Biographical/Historical Note
Christina Crosby was born on September 2, 1953, in Huntingdon, Pennsylvania. Her father, Kenneth Ward Crosby, was a professor of history at Juniata College where her mother, Jane Crosby, taught home economics. She had one older sibling, Jefferson Crosby.
After one year at Juniata College, Crosby completed her undergraduate degree at Swarthmore College where she majored in English. She graduated in 1974.
While attending Swarthmore College, Crosby wrote a column for the student newspaper called "The Feminist Slant" that focused on gender and sexuality topics. She also helped found Swarthmore Gay Liberation, a student organization dedicated to civil rights for queer students.
She pursued her graduate studies at Brown University, in Providence, Rhode Island, where she earned a doctorate in English in 1982. While at Brown, she was part of The Socialist Feminist Caucus that focused on issues like domestic violence. Crosby and the Caucus established a hotline for survivors of interpersonal violence and in 1976 founded a women's shelter called Sojourner House, one of the first of its kind in the country. During that time she met Elizabeth Weed, then the director of the Sarah Doyle Women's Center at Brown, where the Feminist Caucus held its meetings. They were partners for more than 17 years, continuing their relationship long after Crosby left for Wesleyan in 1982. Crosby's dissertation at Brown became her first book, The Ends of History: Victorians and 'the Woman Question' in 1991, which examined how Victorian literature excluded women from public life, raising questions about how history is narrated.
In 1982 Crosby started teaching at Wesleyan University where she became a tenured professor of English. Although she was hired by Wesleyan’s English department, Crosby became a central part of the university’s Women’s Studies Program, which she helped establish as a major and later helped redesign as Feminist, Gender and Sexuality Studies (FGSS).
For the next four decades, Crosby was the heart of the program, serving as coordinator and chair of the program in its early years, and as an advocate for the transition to the name FGSS. Crosby helped the program to secure its first autonomous faculty line.

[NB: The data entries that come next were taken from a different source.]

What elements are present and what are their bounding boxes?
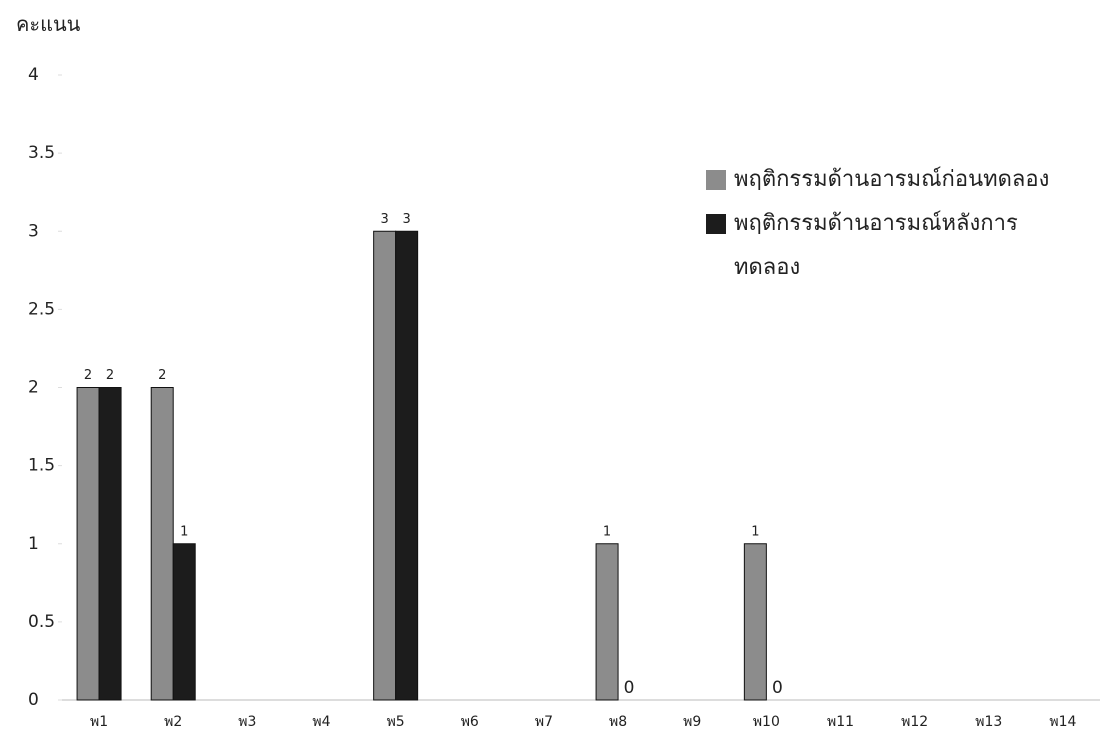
data-label: 1 (603, 524, 611, 539)
x-tick-label: พ10 (753, 714, 780, 730)
data-label: 3 (381, 212, 389, 227)
data-label: 2 (84, 368, 92, 383)
bar (395, 230, 419, 701)
data-label: 0 (772, 678, 783, 698)
bar (150, 387, 174, 701)
x-tick-label: พ8 (609, 714, 627, 730)
y-tick-label: 2.5 (28, 299, 55, 319)
x-tick-label: พ9 (683, 714, 701, 730)
legend-label: พฤติกรรมด้านอารมณ์หลังการทดลอง (734, 211, 1018, 280)
x-tick-label: พ6 (461, 714, 479, 730)
legend-item: พฤติกรรมด้านอารมณ์หลังการทดลอง (706, 202, 1076, 290)
data-label: 1 (751, 524, 759, 539)
x-tick-label: พ13 (975, 714, 1002, 730)
bar (373, 230, 397, 701)
y-tick-label: 3 (28, 221, 39, 241)
data-label: 1 (180, 524, 188, 539)
data-label: 3 (403, 212, 411, 227)
data-label: 2 (158, 368, 166, 383)
x-tick-label: พ4 (312, 714, 330, 730)
bar (743, 543, 767, 701)
data-label: 0 (624, 678, 635, 698)
y-axis-title: คะแนน (16, 12, 81, 36)
x-tick-label: พ1 (90, 714, 108, 730)
y-tick-label: 3.5 (28, 143, 55, 163)
bar (98, 387, 122, 701)
x-tick-label: พ2 (164, 714, 182, 730)
x-tick-label: พ11 (827, 714, 854, 730)
legend-item: พฤติกรรมด้านอารมณ์ก่อนทดลอง (706, 158, 1076, 202)
bar (595, 543, 619, 701)
y-tick-label: 4 (28, 65, 39, 85)
legend: พฤติกรรมด้านอารมณ์ก่อนทดลองพฤติกรรมด้านอ… (706, 158, 1076, 290)
y-tick-label: 0 (28, 690, 39, 710)
y-tick-label: 2 (28, 378, 39, 398)
x-tick-label: พ5 (387, 714, 405, 730)
y-tick-label: 0.5 (28, 612, 55, 632)
y-tick-label: 1 (28, 534, 39, 554)
legend-swatch (706, 170, 726, 190)
x-tick-label: พ12 (901, 714, 928, 730)
bar (76, 387, 100, 701)
bar (172, 543, 196, 701)
data-label: 2 (106, 368, 114, 383)
x-tick-label: พ14 (1049, 714, 1076, 730)
y-tick-label: 1.5 (28, 456, 55, 476)
x-tick-label: พ7 (535, 714, 553, 730)
x-tick-label: พ3 (238, 714, 256, 730)
legend-swatch (706, 214, 726, 234)
legend-label: พฤติกรรมด้านอารมณ์ก่อนทดลอง (734, 167, 1050, 192)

In the late 1980s through Fall 2020, Crosby routinely taught half of the program's core classes.
Crosby met Janet Jakobsen who was a visiting scholar at Wesleyan's Center for the Humanities in 1997. Jakobsen was visiting from the University of Arizona and would go on to become the Claire Tow Professor of Women's Gender and Sexuality Studies at Barnard College, Columbia University. Jakobsen and Crosby became romantic partners and remained so until the end of Crosby's life in 2021.
Among Crosby's students was the writer Maggie Nelson, class of 1994, whom Crosby advised on her honors thesis on confessional poetry. Nelson and Crosby remained friends until the end of Crosby's life, as Crosby did with many of her students to whom she was always dedicated.

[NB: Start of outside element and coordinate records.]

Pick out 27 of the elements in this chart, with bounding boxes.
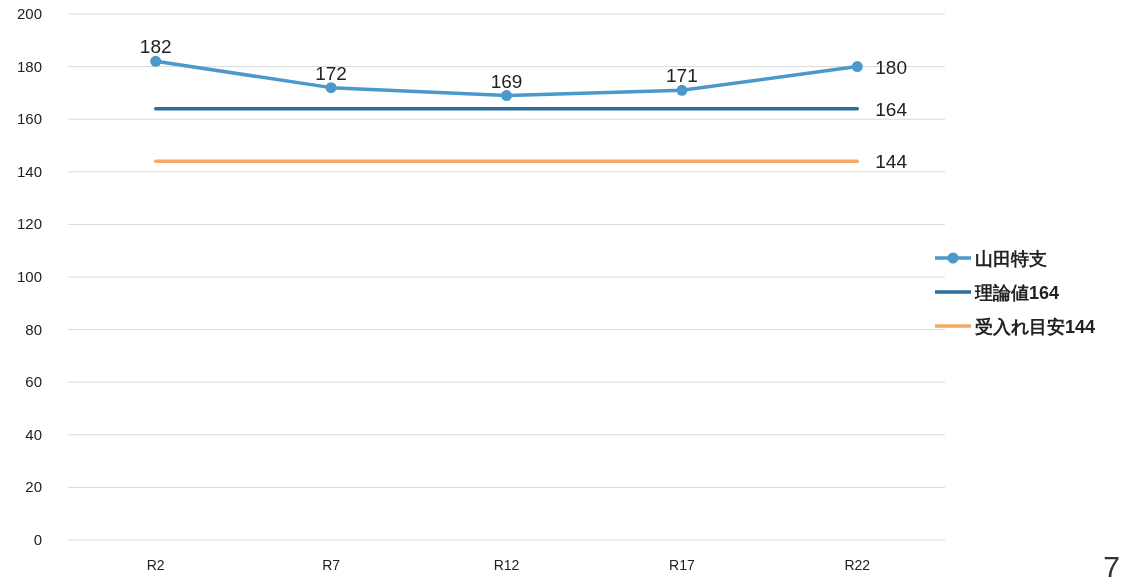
x-tick-label: R7 bbox=[322, 557, 341, 573]
text: 7 bbox=[1103, 550, 1120, 581]
x-tick-label: R2 bbox=[146, 557, 165, 573]
y-tick-label: 180 bbox=[16, 57, 42, 75]
x-tick-label: R22 bbox=[844, 557, 871, 573]
data-label: 169 bbox=[490, 70, 523, 92]
y-tick-label: 80 bbox=[25, 320, 42, 338]
y-tick-label: 160 bbox=[16, 110, 42, 128]
y-tick-label: 40 bbox=[25, 425, 42, 443]
legend-label: 受入れ目安144 bbox=[975, 317, 1096, 337]
x-tick-label: R12 bbox=[493, 557, 520, 573]
y-tick-label: 100 bbox=[16, 268, 42, 285]
y-tick-label: 20 bbox=[25, 478, 42, 496]
y-tick-label: 200 bbox=[16, 5, 42, 22]
data-label: 171 bbox=[666, 65, 698, 87]
y-tick-label: 140 bbox=[16, 162, 42, 180]
y-tick-label: 120 bbox=[16, 215, 42, 233]
data-label: 172 bbox=[315, 62, 347, 84]
legend-label: 山田特支 bbox=[975, 249, 1047, 269]
data-label: 144 bbox=[875, 151, 908, 173]
data-label: 180 bbox=[875, 56, 907, 78]
x-tick-label: R17 bbox=[669, 557, 695, 573]
y-tick-label: 0 bbox=[33, 531, 42, 548]
legend-label: 理論値164 bbox=[974, 283, 1060, 303]
data-label: 164 bbox=[875, 98, 908, 120]
y-tick-label: 60 bbox=[25, 373, 42, 391]
data-label: 182 bbox=[139, 36, 172, 58]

On October 1, 2003, Crosby had a near-fatal bicycle accident that left her paralyzed from a spinal cord injury. This accident occurred at a high point in her career. She had been elected by her colleagues to serve as chair of the faculty and was preparing for meetings with Wesleyan trustees, which would have been on October 2, 2003.

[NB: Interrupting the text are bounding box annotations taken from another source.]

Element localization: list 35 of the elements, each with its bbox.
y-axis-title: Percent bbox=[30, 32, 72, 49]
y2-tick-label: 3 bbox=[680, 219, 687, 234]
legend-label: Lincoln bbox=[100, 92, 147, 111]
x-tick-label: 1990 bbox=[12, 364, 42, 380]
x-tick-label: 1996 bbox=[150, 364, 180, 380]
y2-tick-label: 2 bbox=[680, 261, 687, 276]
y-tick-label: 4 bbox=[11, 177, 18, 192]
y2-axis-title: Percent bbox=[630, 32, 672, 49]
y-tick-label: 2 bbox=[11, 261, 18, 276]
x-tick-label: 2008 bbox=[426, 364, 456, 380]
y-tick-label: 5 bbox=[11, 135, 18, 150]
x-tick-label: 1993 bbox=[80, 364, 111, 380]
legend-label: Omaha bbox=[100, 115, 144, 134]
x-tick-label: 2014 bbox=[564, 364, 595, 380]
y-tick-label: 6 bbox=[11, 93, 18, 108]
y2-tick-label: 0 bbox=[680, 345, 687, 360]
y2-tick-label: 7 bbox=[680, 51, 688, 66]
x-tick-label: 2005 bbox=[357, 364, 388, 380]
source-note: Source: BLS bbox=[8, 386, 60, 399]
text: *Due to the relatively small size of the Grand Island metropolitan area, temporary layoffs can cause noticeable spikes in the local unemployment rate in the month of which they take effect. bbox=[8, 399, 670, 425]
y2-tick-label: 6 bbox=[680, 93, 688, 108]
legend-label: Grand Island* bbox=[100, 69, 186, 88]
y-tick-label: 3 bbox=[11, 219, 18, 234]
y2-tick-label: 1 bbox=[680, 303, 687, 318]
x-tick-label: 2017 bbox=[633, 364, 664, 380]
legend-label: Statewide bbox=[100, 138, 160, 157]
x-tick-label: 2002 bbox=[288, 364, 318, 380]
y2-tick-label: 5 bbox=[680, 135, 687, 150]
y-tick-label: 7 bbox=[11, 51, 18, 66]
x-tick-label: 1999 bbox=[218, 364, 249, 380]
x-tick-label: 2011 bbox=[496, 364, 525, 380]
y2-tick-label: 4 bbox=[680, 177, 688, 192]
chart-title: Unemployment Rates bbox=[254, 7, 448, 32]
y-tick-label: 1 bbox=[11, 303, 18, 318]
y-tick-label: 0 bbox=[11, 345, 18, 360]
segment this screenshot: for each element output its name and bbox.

Three years after her accident, Crosby introduced a new FGSS course called "Ethics of Embodiment," applying feminist and queer theory to perspectives on how bodies matter. In 2016, Crosby's work in this arena expanded beyond Wesleyan University when she published A Body, Undone: Living on after Great Pain. The book addresses the hardships of her catastrophic injury while resisting a simple narrative about overcoming hardship or becoming wiser because of it. A Body, Undone made a significant impact on disability studies and activism around disability awareness. In the book, Crosby also addresses her relationship with her brother, Jefferson, who also became quadriplegic after he was diagnosed with multiple sclerosis in his twenties. Her brother died in 2010 at age 57. It was his death, seven years after her accident, that prompted Crosby to start writing her memoir which was a finalist for the Lambda Literary Awards.
In December 2020, Crosby was hospitalized in Middletown, Connecticut, for pain associated with a bladder infection. It was then that she learned she had advanced pancreatic cancer; she died a few days later, on January 5, 2021 at age 67.